As we hope for warmer spring months in Ontario, winter can have a fierce way of holding on for as long as it can. For the past few weeks, it has been coating Southern Ontario roads in a blanket of glistening ice and snow.
However pretty it may appear, it can be extremely dangerous to drive on, especially when the weather around this time of year can change from a blizzard to rainy, icy conditions in a matter of hours.
“Drive according to what you can handle and what you can manage … if it’s not safe for you, it’s probably not safe for other people,” said Const. André Johnson, a Public Information Officer with the Waterloo Regional Police Service.
According to the RCMP’s website, in 2017 nearly 30 per cent of car accidents in Canada happened on snowy or icy roads. Knowing how to navigate these types of changing weather conditions is a necessity if you need to be driving.
Ronda Louer, an in-class instructor for Ultimate Drivers, an Ontario driver training organization, said that their program goes in-depth about teaching students to be prepared for all weather conditions.
“I’ve been very, very impressed actually,” Louer said. “They talk about … a vast array of weather conditions, and what to do if, and how to prepare for, and what is your mindset based on driving and the weather.”
There are many precautions drivers should take surrounding their driving habits and vehicles when it comes to unpredictable weather, one of those being the use of winter tires.
Having winter tires on your vehicle during the winter and icy periods of the year is not required by law in Ontario, unlike a few other provinces in Canada.
However, they are highly recommended by the Ontario government and insurance companies, who usually offer discounts for drivers with winter tires.

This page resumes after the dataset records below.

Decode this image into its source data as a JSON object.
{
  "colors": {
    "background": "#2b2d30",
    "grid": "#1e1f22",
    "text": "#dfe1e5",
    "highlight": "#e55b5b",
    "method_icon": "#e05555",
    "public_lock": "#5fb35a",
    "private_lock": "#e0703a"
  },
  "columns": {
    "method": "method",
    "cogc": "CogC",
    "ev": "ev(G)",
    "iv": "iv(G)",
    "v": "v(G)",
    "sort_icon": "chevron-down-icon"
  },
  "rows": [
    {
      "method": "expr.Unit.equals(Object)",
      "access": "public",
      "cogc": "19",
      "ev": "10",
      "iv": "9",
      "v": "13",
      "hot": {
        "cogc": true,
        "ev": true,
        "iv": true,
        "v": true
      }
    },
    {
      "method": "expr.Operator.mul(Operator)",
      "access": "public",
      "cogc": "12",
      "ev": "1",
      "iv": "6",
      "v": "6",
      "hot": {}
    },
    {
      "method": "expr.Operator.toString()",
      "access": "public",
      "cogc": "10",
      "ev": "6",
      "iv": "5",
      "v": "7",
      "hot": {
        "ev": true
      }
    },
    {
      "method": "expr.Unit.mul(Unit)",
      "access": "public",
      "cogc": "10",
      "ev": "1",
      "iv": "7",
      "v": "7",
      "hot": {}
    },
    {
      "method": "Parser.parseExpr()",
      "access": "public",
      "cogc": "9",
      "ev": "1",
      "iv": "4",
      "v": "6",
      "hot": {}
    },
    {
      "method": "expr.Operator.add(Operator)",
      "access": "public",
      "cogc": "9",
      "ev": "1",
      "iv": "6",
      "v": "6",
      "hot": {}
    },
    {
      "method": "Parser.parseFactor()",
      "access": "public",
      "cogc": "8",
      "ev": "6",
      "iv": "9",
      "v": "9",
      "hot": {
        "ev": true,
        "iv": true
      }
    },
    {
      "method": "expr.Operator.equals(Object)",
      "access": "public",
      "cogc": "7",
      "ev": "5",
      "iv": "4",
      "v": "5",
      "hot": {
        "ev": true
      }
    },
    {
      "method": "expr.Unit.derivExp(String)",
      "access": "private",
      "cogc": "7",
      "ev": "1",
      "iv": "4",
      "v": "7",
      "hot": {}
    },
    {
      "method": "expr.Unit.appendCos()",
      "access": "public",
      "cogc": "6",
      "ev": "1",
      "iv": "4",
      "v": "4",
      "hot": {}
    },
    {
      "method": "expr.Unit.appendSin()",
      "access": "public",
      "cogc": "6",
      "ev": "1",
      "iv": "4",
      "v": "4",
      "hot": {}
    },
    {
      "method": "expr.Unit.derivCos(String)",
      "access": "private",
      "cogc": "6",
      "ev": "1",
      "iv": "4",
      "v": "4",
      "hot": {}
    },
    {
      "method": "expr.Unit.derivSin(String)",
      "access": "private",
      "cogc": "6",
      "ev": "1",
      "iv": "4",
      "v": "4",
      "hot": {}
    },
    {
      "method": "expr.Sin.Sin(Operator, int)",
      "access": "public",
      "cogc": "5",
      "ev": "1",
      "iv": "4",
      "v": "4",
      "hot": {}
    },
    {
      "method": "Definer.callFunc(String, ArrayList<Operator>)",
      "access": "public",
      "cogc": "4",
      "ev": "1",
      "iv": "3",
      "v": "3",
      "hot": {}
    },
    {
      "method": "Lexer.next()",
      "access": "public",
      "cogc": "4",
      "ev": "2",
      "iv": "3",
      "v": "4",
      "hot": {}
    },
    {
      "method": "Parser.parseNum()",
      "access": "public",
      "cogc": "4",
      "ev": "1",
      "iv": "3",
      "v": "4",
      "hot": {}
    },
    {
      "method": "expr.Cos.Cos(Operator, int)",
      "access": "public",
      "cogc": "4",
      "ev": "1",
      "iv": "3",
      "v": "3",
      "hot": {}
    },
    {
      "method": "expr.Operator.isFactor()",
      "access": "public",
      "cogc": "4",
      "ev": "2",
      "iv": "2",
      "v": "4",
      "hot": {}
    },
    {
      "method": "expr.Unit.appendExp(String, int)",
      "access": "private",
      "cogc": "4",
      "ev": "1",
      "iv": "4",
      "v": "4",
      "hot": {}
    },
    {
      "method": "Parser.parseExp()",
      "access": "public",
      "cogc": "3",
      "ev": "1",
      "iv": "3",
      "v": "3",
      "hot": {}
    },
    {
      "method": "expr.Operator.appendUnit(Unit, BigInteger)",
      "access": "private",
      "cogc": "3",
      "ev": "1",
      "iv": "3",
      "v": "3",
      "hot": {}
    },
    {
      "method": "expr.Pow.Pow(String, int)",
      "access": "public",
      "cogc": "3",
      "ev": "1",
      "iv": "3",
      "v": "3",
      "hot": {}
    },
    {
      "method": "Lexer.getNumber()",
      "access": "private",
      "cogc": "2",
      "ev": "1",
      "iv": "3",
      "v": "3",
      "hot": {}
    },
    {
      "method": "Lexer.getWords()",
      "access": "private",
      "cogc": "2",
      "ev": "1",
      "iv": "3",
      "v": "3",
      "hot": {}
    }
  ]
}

According to the Tire and Rubber Association of Canada, drivers should be switching to winter tires on their vehicles as soon as the temperature consistently drops to below 7C, changing them back to summer tires when the weather is consistently in the positive temperatures.
“Drive to the conditions and follow the flow of traffic as best as you can … increase your following distance as well so that you’re not getting too close,” said Const. Johnson. “We know that in this weather it takes a lot longer for people to brake, and not everybody will have winter tires on.”
While the wait for warmer weather continues and winter throws its last storms our way, it’s important to keep these tips in mind and practise safe driving, whether it’s rain, snow, or bright sunshine.
“Number one [is to] execute proper mindset. If you’re not feeling up to what the weather has presented, don’t drive,” said Lauer. “Even the maintenance aspects of your vehicle, make sure it’s well maintained.”